This study addresses critical challenges in NOR-type IGZO ferroelectric field-effect transistors (FeFETs) for AI inference memory, including write difficulty, read disturbance, and 3D stacking leakage currents. Through design-technology co-optimization (DTCO) and back-end-of-line (BEOL) integration, the work systematically evaluates area scalability, read latency, and array-level read margin. It reveals, for the first time, a read suppression mechanism induced by negative programmed-state threshold voltage and mitigates it via positive threshold voltage engineering, such as ferroelectric layer thinning. The study also uncovers a new mechanism wherein inter-cell leakage current fundamentally limits 3D FeNOR stacking density. At the 7 nm node, the proposed approach achieves a bitcell area of 0.016 μm²—equivalent to a 10T SRAM—and sub-5 ns random access latency, while identifying key process pathways essential for enhancing read margin.

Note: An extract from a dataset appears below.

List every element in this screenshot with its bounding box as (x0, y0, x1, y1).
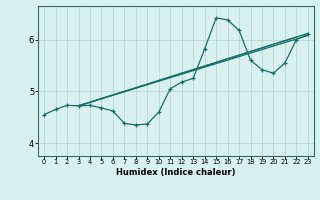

InGaZnO (IGZO) channel FeFETs have attracted notable interest thanks to their advances in endurance. This work evaluates the viability of NOR-type IGZO FeFETs for readcentric AI inference workloads via design-technology cooptimization (DTCO). We demonstrate the cross-node bitcell footprint scalability of back-end-of-line (BEOL) IGZO FeFETs capable of delivering 10-A SRAM-equivalent area (0.016 um2) with 7-nm ground rules and reaching sub-5 ns random access latency despite writability challenges. We further identify the sensing margin penalty in NOR FeFET arrays arising from sneak current associated with the negative program-state Vt, which requires positive-Vt engineering in order to eliminate the unwanted negative voltage read inhibition - for example, by ferroelectric layer thinning. Last but not least, we elucidate the read margin implications on 3D FeNOR for storage-class memories (SCMs), with the 3D stacking density limited by additional sneak current from neighbor channel shunting.